It's all true enough: Gold generates no periodic cash flow and has no terminal value. It's also true that gold has no investment value. Nevertheless, analysts are confronted with a niggling cognitive dissonance: If gold has no investment value, why, then, is someone on the margin willing to forsake $1,100 for an ounce of the stuff? Gold is shiny and can radiate a mesmerizing luster, but few people are so mesmerized to the point to pay a seemingly punitive price for pure luster.
Nomenclature is more likely the issue. To find gold alluring as an investment is as nonsensical as it is to find a cat alluring as a dog. Gold is not an investment; a cat is not a dog. Nevertheless, gold is wrongly slotted into the investment species, and there it attracts scorn for its non-investment properties.
Perhaps history is to blame. Analysts are prejudiced by decades of precedence. Since the late 1930s, they've been inculcated on the analytical stylings of John Burr Williams: no expected future cash flow, no value. Williams' techniques imbue investment analysis with the patina of scientific methodology, just ask any analyst who has had to endure an Excel spreadsheet presentation. But it's nothing more than a patina. After all, every analyst's expected future cash flow is wrong. And as for the required rate of return for the discounting? That's a personal matter. Discount rates aren't delivered like manna from heaven; they are conjured from within. Nevertheless, orthodoxy reins. Based on the underpinning of discounted cash flow precepts, gold cannot rightly be valued as an investment; hence, the scorn.
But gold can be rightly valued as an asset, and assets need not be investments. There is no shortage of assets that create value -- monetary or physic -- that generate no intermediate cash flow and have no determinable terminal value. Nearly all the consumer goods in a home (along with the home itself) are assets. Some even appreciate. Most produce no cash flow and are valued solely for use. To be sure, most consumer assets possess a degree of trade value. In a pinch, the car, the couch, even the cat, can be monetized in a sales transaction. Because these non-investment assets have value, they are insured.
And therein lies gold's value – insurance, Specifically, gold insures the purchasing power of money. That gold insures money isn't terribly dissimilar to negative-yield government bonds insuring money. Paradoxically, analysts treat negative-yield bonds as investments, though the bonds yield no cash flow. To the contrary, they consume cash flow. Why, then, are negative-yield bonds valued and bought? They are bought to ensure receipt of a specific amount of cash at a specific date in the future. Given the precarious financial standing of many European banks, along with the inclination to change established rules mid crisis, it's understandable that someone willingly pays to warehouse his euros or Swiss francs in negative-yield bonds.

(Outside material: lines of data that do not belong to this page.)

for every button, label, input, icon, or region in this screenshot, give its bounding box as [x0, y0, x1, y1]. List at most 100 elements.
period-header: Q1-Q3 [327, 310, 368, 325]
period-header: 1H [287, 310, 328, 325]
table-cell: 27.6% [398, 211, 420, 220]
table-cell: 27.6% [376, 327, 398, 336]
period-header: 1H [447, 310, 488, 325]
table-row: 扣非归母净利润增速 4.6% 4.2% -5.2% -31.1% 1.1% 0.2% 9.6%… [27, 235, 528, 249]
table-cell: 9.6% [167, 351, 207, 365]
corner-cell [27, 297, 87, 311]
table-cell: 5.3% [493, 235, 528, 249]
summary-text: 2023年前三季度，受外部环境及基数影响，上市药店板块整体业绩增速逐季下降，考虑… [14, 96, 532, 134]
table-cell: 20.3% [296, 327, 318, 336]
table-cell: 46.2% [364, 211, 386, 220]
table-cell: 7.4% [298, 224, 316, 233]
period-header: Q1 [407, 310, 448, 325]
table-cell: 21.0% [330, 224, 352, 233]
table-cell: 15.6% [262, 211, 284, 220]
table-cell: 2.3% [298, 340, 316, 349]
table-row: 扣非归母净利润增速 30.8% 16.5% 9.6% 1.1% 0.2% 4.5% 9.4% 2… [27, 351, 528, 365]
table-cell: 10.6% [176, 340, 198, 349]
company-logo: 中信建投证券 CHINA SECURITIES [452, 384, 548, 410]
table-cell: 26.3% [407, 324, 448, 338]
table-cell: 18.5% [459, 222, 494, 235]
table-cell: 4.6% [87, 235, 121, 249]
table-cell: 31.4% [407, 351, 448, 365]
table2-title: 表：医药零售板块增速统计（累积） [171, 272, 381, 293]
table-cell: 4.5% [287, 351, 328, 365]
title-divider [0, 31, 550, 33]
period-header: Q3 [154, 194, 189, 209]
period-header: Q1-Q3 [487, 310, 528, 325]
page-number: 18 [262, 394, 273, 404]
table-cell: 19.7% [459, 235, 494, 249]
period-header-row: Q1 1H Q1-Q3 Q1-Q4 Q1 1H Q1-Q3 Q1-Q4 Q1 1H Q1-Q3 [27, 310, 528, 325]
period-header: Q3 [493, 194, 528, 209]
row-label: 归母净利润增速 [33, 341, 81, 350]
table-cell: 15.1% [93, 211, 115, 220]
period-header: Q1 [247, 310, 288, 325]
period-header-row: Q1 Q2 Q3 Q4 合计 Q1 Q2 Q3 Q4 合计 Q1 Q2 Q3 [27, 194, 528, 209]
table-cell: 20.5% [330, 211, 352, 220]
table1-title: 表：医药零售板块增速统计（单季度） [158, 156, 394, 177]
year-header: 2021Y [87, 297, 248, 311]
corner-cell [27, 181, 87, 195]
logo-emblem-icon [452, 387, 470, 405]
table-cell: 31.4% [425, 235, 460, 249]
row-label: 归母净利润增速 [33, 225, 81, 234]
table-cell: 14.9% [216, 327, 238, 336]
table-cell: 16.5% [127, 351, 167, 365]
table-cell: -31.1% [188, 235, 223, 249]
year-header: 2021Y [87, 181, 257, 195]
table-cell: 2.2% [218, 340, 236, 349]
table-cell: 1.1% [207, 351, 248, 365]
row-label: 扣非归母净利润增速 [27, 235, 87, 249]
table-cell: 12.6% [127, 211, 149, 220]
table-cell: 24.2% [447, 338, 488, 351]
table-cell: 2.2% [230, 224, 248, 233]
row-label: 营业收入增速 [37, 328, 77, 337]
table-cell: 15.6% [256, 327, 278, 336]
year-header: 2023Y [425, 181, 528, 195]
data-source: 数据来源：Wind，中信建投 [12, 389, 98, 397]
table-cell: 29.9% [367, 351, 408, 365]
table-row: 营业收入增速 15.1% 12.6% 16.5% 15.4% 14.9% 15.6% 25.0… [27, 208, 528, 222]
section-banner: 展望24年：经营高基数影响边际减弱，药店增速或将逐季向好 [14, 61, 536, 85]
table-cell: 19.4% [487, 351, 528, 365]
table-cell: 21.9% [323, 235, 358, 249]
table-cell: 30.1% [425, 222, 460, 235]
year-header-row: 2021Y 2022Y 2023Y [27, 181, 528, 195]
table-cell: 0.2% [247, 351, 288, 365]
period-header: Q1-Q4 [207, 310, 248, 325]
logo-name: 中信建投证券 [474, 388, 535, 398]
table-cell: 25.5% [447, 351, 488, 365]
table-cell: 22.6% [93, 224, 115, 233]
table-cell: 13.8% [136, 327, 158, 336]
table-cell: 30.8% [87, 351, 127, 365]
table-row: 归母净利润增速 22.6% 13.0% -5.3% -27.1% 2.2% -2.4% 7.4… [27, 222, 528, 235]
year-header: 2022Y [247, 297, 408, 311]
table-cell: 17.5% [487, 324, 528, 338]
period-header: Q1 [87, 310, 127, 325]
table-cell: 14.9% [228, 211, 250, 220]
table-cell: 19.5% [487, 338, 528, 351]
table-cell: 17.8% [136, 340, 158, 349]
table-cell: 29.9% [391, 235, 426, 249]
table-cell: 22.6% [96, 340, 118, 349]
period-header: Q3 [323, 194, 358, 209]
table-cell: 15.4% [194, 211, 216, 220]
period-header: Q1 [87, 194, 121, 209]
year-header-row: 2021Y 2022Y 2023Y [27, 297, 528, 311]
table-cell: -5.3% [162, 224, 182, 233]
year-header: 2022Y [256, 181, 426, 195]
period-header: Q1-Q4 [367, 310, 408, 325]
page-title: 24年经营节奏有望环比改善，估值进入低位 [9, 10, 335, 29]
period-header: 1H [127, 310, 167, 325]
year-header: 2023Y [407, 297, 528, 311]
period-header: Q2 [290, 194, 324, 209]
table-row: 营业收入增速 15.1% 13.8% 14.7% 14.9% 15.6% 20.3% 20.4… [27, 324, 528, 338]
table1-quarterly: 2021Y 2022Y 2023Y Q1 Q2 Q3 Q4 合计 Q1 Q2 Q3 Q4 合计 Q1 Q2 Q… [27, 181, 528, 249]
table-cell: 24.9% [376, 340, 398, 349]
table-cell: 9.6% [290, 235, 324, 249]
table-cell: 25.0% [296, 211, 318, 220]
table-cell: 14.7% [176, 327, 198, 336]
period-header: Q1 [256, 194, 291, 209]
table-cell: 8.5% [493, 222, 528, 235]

Money insurance is equally the focus with gold. Contrary to pervasive belief, gold goes not insure against the financial fallout from disaster, upheaval, mayhem, volatility, or uncertainty. It insures against inflation. Here, another misconception must be slayed: consumer-price inflation, which is at best an ethereal construct.
Like any aggregate, average, or median, a statistical agglomeration of numbers is meaningless to any individual. Unless someone buys the exact components of an index in the exact proportions, the index reveals nothing about his or her situation. Every individual has a bespoken CPI that likely has little in common to the Bureau of Labor Statistic's CPI or the Bureau of Economic Analysis's Personal Consumption Expenditures (PCE) Price Index. To attempt to ensure the ethereal -- a general price index -- is folly.
Properly speaking, gold insures against monetary inflation, which must be distinguished from consumer-price inflation.At a point in time it's possible to have one, but not the other. To be sure, money supply is a variable in consumer prices, but so are technology, productivity, and shifts in the supply and demand curves. It's possible for the money supply to rise and consumer prices to fall: consumer electronics, for example. Consumer prices can fall when there is monetary inflation (and they would likely fall more without monetary inflation). To go farther afield, though, the positive correlation generally holds: When money supply increases relative to goods and services, given enough time consumer prices rise and purchasing power is lost.
In short, gold insures against an increase in the money supply and its corollary, lost purchasing power. The graph below displays the gold price and the theoretical gold price based on money supply growth over the past 45 years.Over time, gold does the job of maintaining purchasing power diminished by money debasement.
Actual Gold Price (Ounce) and Theoretical Gold Price (Ounce)
Data Source: Paul van Eeden / Cranberry Capital*
In the modern era of government central banks, fiat money, and fractional reserve banking, that gold serves as insurance to maintain purchasing isn't difficult to understand, though many do. Gold works as insurance because of its established moneyness: Gold has high exchange value; it's scarce, durable, divisible portable, fungible, generally unconsumable, accommodatingly rare, and widely recognized.
So when someone tells you that gold has no investment value, nod your head in agreement. Then counter that gold has plenty of insurance value.
*Economists quibble over what should be included and excluded from money supply. van Eeden's data use currency, DDAs, and short- and long-term time deposits. For expediency's sake, I won't quibble. van Eeden's data are persuasive to me because they confirm my bias.